‘ggplot2’ Basics

The Layered Grammar of Graphics

R
plotting
Author

Pedro J. Aphalo

Published

2023-05-03

Modified

2023-07-27

Abstract

Plot construction with the Layered Grammar of Graphics implemented in R package ‘ggplot2’ and extensions can feel like a puzzle unless the mechanics are understood. I explain how ‘ggplot2’ plots are assembled and later rendered. I focus on the grammar and its features.

Keywords

ggplot2 pkg, data visualization, dataviz

Note

To see the source of this document click on “</> CODE” to the right of the page title. The page is written using Quarto which is an enhanced version of R Markdown. The diagrams are created with Mermaid, a language inspired by the simplicity of Markdown.

Warning

Package ‘ggplot2’ has gained new features over its long life, and although few changes have been ‘code brealking’ you should be aware that the examples in this page have been tested with version (==3.4.2).

1 Grammar of Graphics

The Grammar of Graphics (GoG) was deviced by Lee Wilkinson (1999) as a mathematical theory applicable to the construction of any data visualization. It it most relevant to the design of software for data visualization, and does not concern visual and perceptual aspects of plotting data. It can be depicted as a sequence of steps connected by operations (Figure 1).

flowchart TB
  A(Data variables) --> B(algebra) --> C(Scales) --> D(Statistics) --> E(Geometry) --> F(Coordinates) --> G(Aesthetics) --> H(Rendered\ndata visualization)
Figure 1: The Grammar of Graphics depicted as a simplified conceptual diagram.

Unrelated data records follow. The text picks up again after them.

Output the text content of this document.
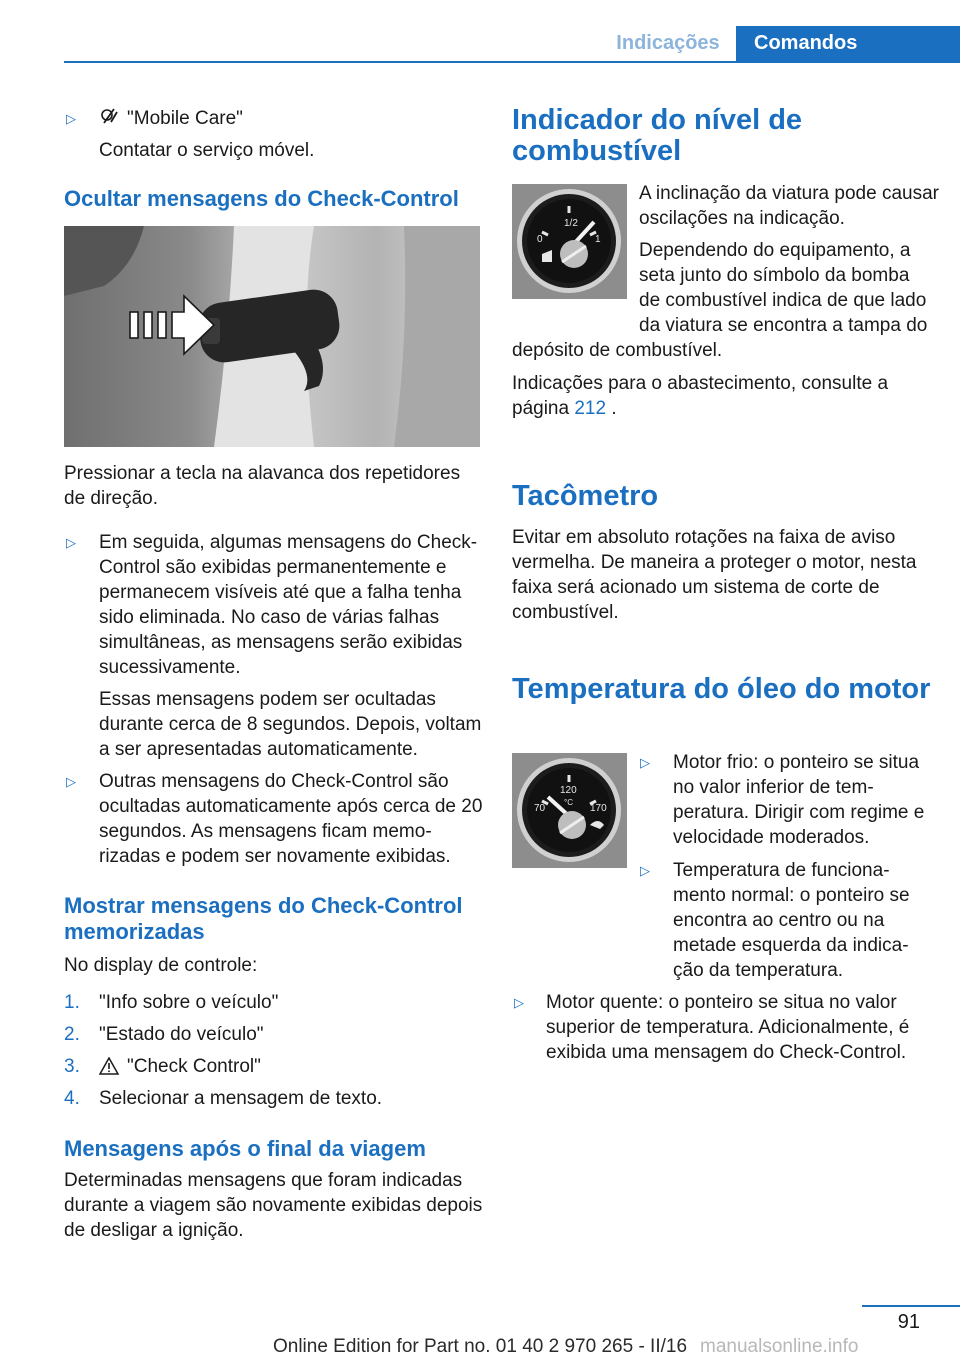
Indicações	Comandos
▷	"Mobile Care"
Contatar o serviço móvel.
Ocultar mensagens do Check-Control
Pressionar a tecla na alavanca dos repetidores de direção.
▷ Em seguida, algumas mensagens do Check-Control são exibidas permanentemente e permanecem visíveis até que a falha tenha sido eliminada. No caso de várias falhas simultâneas, as mensagens serão exibidas sucessivamente.
Essas mensagens podem ser ocultadas durante cerca de 8 segundos. Depois, voltam a ser apresentadas automaticamente.
▷ Outras mensagens do Check-Control são ocultadas automaticamente após cerca de 20 segundos. As mensagens ficam memorizadas e podem ser novamente exibidas.
Mostrar mensagens do Check-Control memorizadas
No display de controle:
1. "Info sobre o veículo"
2. "Estado do veículo"
3. "Check Control"
4. Selecionar a mensagem de texto.
Mensagens após o final da viagem
Determinadas mensagens que foram indicadas durante a viagem são novamente exibidas depois de desligar a ignição.
Indicador do nível de combustível
0
1/2
1
A inclinação da viatura pode causar oscilações na indicação.
Dependendo do equipamento, a seta junto do símbolo da bomba de combustível indica de que lado da viatura se encontra a tampa do depósito de combustível.
Indicações para o abastecimento, consulte a página 212 .
Tacômetro
Evitar em absoluto rotações na faixa de aviso vermelha. De maneira a proteger o motor, nesta faixa será acionado um sistema de corte de combustível.
Temperatura do óleo do motor
70
120
°C
170
▷ Motor frio: o ponteiro se situa no valor inferior de temperatura. Dirigir com regime e velocidade moderados.
▷ Temperatura de funcionamento normal: o ponteiro se encontra ao centro ou na metade esquerda da indicação da temperatura.
▷ Motor quente: o ponteiro se situa no valor superior de temperatura. Adicionalmente, é exibida uma mensagem do Check-Control.
91
Online Edition for Part no. 01 40 2 970 265 - II/16 manualsonline.info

Basing plot construction on a grammar gives users the freedom to create new types of data visualizations including those not imagined by the designers of software. This is similar to how a natural language like English allows writers and poets to express original ideas within a context that makes them understandable to others and amenable to be processed by existing software and hardware.

A recent article by J. Friedly (2022) in The Nightingale summarises a debate between L. Wilkinson and M. Friendly about what the GoG actually is.

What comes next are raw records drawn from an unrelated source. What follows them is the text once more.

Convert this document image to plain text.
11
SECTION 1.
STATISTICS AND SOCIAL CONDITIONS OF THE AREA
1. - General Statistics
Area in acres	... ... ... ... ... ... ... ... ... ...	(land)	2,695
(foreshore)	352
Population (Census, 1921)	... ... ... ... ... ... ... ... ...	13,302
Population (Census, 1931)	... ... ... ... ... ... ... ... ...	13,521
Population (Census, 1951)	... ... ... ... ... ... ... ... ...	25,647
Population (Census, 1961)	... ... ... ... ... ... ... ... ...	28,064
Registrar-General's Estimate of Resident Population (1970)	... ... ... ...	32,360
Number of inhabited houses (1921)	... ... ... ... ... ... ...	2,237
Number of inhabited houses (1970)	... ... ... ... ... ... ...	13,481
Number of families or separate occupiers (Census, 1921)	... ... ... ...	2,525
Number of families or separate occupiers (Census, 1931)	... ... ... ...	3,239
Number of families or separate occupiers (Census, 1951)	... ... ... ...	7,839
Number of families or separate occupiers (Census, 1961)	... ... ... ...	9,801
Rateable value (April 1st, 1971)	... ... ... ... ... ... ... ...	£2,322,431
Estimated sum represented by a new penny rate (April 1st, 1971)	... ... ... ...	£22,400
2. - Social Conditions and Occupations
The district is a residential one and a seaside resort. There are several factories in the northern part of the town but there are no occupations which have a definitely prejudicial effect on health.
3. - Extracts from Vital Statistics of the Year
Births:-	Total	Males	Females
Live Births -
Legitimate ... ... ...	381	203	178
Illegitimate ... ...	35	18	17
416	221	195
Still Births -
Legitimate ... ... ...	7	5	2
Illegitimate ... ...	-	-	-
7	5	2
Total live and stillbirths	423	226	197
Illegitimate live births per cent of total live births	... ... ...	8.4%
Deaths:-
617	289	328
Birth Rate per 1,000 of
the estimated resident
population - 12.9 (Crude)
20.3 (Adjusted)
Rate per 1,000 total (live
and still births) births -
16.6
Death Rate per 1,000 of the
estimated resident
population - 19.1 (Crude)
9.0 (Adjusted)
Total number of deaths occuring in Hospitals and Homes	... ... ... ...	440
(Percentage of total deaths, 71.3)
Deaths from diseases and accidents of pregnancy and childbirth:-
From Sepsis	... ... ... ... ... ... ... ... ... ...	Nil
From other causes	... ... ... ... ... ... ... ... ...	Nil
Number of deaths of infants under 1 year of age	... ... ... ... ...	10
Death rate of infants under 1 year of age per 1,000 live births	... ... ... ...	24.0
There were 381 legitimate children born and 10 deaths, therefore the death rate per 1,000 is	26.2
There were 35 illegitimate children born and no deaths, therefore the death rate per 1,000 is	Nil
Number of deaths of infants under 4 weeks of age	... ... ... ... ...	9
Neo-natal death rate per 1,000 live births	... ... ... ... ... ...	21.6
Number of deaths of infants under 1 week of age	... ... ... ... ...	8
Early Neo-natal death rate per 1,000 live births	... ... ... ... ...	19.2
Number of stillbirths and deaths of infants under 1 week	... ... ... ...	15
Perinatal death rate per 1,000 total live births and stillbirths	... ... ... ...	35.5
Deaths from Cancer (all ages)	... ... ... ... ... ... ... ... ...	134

The GoG is conceptual and identifies the key classes of objects starting from data and the classes of methods used to transform one to the next, giving a final graphic object that still needs to be rendered (J. Friedly 2022). To be used to actually construct data visualizations the GoG needs to be implemented as computer software. Use of the GoG as a paradigm affects how users of software will interact with a computer to construct plots, but designers of software user interfaces based on the GoG remain responsible for many decisions affecting how plots are in practice constructed.

One very successful software implementation of the GoG is R package ‘ggplot2’ and its extensions. I have myself published four R packages extending the types of plots that can be constructed using the GoG as implemented in ‘ggplot2’. These packages although respecting Wilkinson’s original GoG extend the implementation of this GoG in R.

2 Package ‘ggplot2’

It is best to think of ‘ggplot2’ and its extensions as a language used to specify how to build a plot. This language gives access to the GoG abstraction about the structure of data plots and how to build this structure step by step.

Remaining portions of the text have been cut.